Arcing fault current is calculated as a percentage of the bolted fault current; higher percentage as voltage increases. This arcing current is used with existing coordination settings to determine the actual clearing time of a purely arcing fault.
For plant level distribution voltage, this adds significant time to the flash. This is where I really disagree with the IEEE-1584 method. The incident energy (and associated flash protection boundary) increases in direct relation with time even through one minute if that's what the clearing time comes to.

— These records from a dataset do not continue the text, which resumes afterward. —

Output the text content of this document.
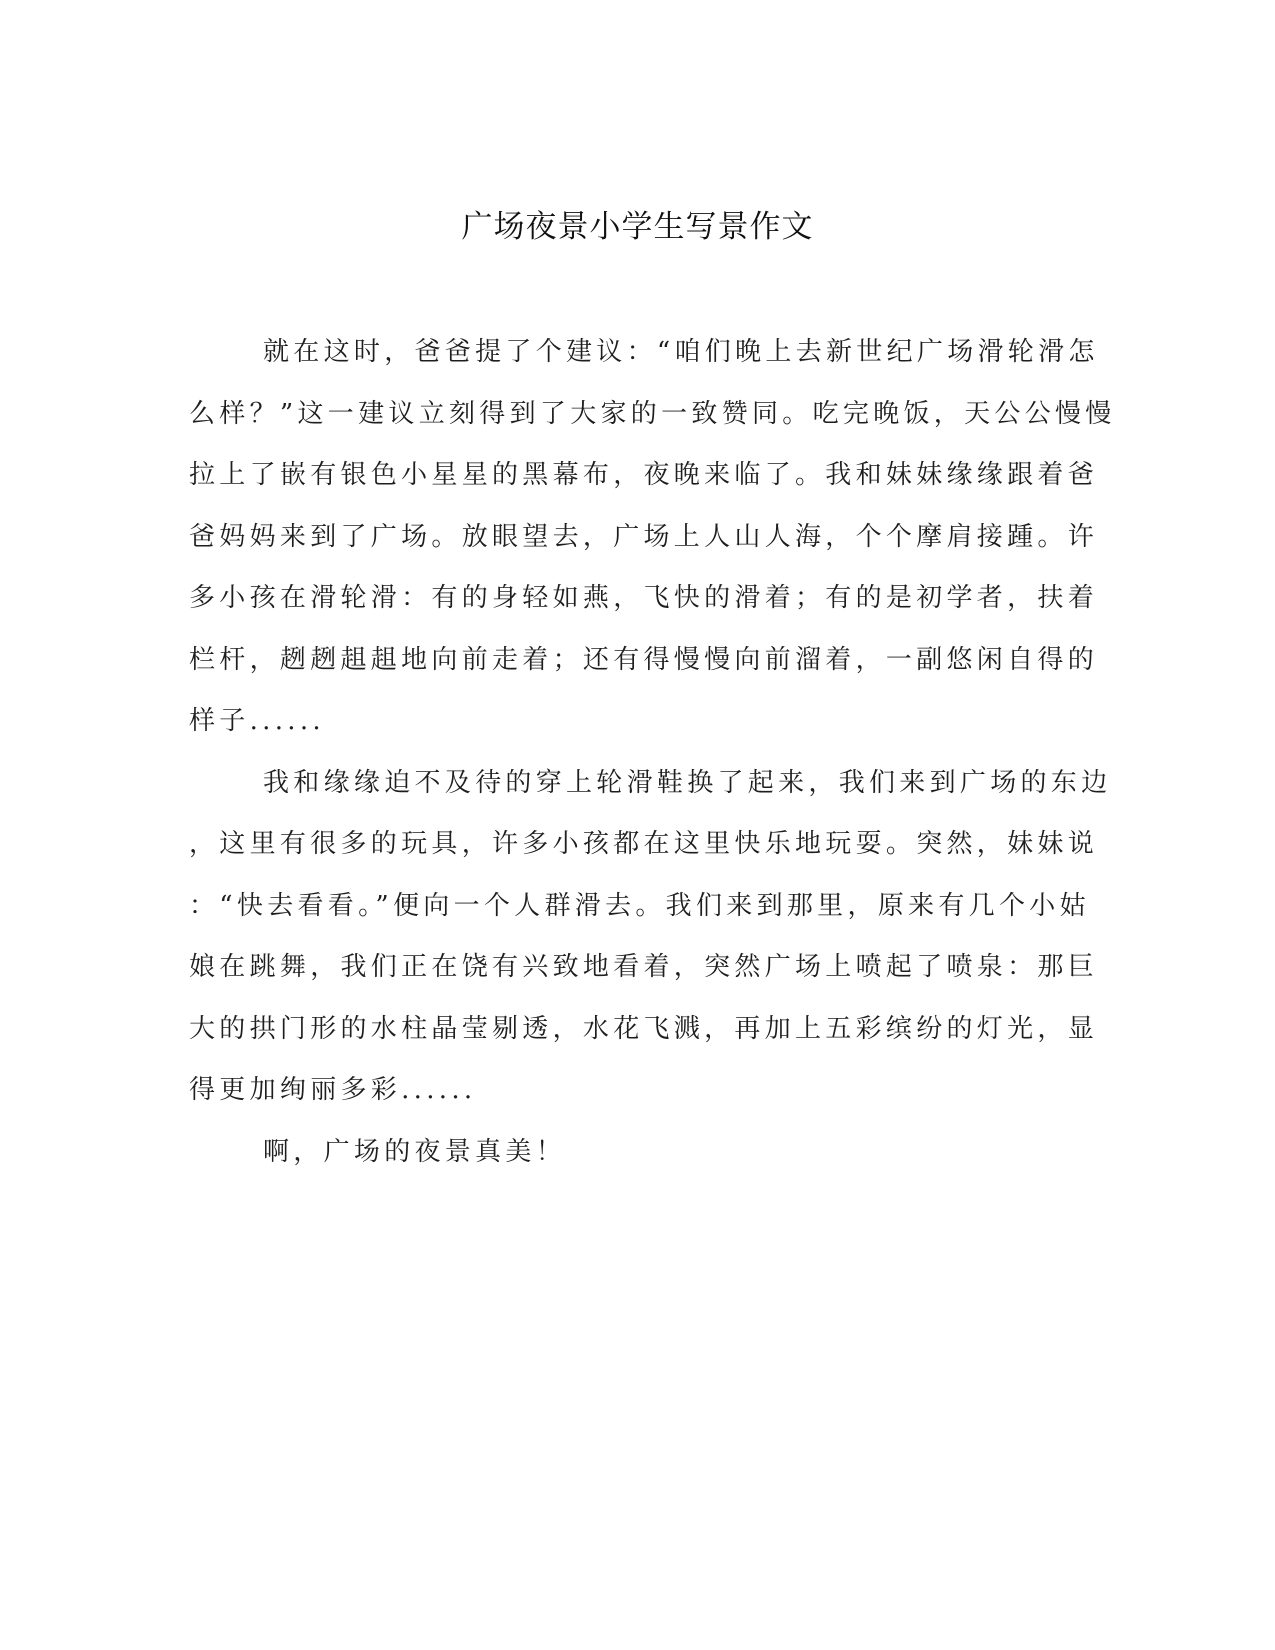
广场夜景小学生写景作文
就在这时，爸爸提了个建议：“咱们晚上去新世纪广场滑轮滑怎
么样？”这一建议立刻得到了大家的一致赞同。吃完晚饭，天公公慢慢
拉上了嵌有银色小星星的黑幕布，夜晚来临了。我和妹妹缘缘跟着爸
爸妈妈来到了广场。放眼望去，广场上人山人海，个个摩肩接踵。许
多小孩在滑轮滑：有的身轻如燕，飞快的滑着；有的是初学者，扶着
栏杆，趔趔趄趄地向前走着；还有得慢慢向前溜着，一副悠闲自得的
样子......
我和缘缘迫不及待的穿上轮滑鞋换了起来，我们来到广场的东边
，这里有很多的玩具，许多小孩都在这里快乐地玩耍。突然，妹妹说
：“快去看看。”便向一个人群滑去。我们来到那里，原来有几个小姑
娘在跳舞，我们正在饶有兴致地看着，突然广场上喷起了喷泉：那巨
大的拱门形的水柱晶莹剔透，水花飞溅，再加上五彩缤纷的灯光，显
得更加绚丽多彩......
啊，广场的夜景真美！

Looking at the test data used by the IEEE team, all (or most) of their tests cleared between 6 and 30 cycles. There were also very few test data points. The empirical formulae were based off a very small sample size and very fast clearing times. In the real world where clearing times are significantly longer (for arcing fault current), the IEEE results yield unrealistically high incident energies and extreme flash protection boundaries.
I believe that the proper way to protect against arcing faults is to implement one of the newer technologies to detect both elevated current and photo sensing such as ABB's ArcGuard system.
As noble an idea as arc flash protection is, my peers are convinced that it was a special interest by one particular chemical company who also makes the fibers which the PPE is made of, since most of the IEEE team was from that same company.
Sorry for running off on a tangent, but is there anything in particular you want to know Scotty? The general workflow for assessing PPE requirements is the following. Once you see a trend, you can assume a worst-case scenario and base your PPE on that.
1. Have an up to date system model or relaying settings on hand
2. Know the 3-phase bolted fault for each level of the system
3. Use some methodology to determine the arcing fault (IEEE, Duke, etc.)
4. Use the arcing fault current along with other assumptions to determine incident energy and flash protection boundary. These assumptions are such things like space between conductors, distance from point where fault occurs, arc in a box or in the open, etc.
5. Label the equipment
After a while, the trends start to develop. 2500KVA (and larger) transformers with 480V secondaries are hard to protect against as there is a lot of available fault current. These are not your friends when performing an arc flash study. Older plant systems that used a lot of fuses don’t lend well to clearing arcing faults quickly. It’s easy to dictate what must be done to get the incident energy down below a point. It’s much more difficult to find the funding required to make such changes.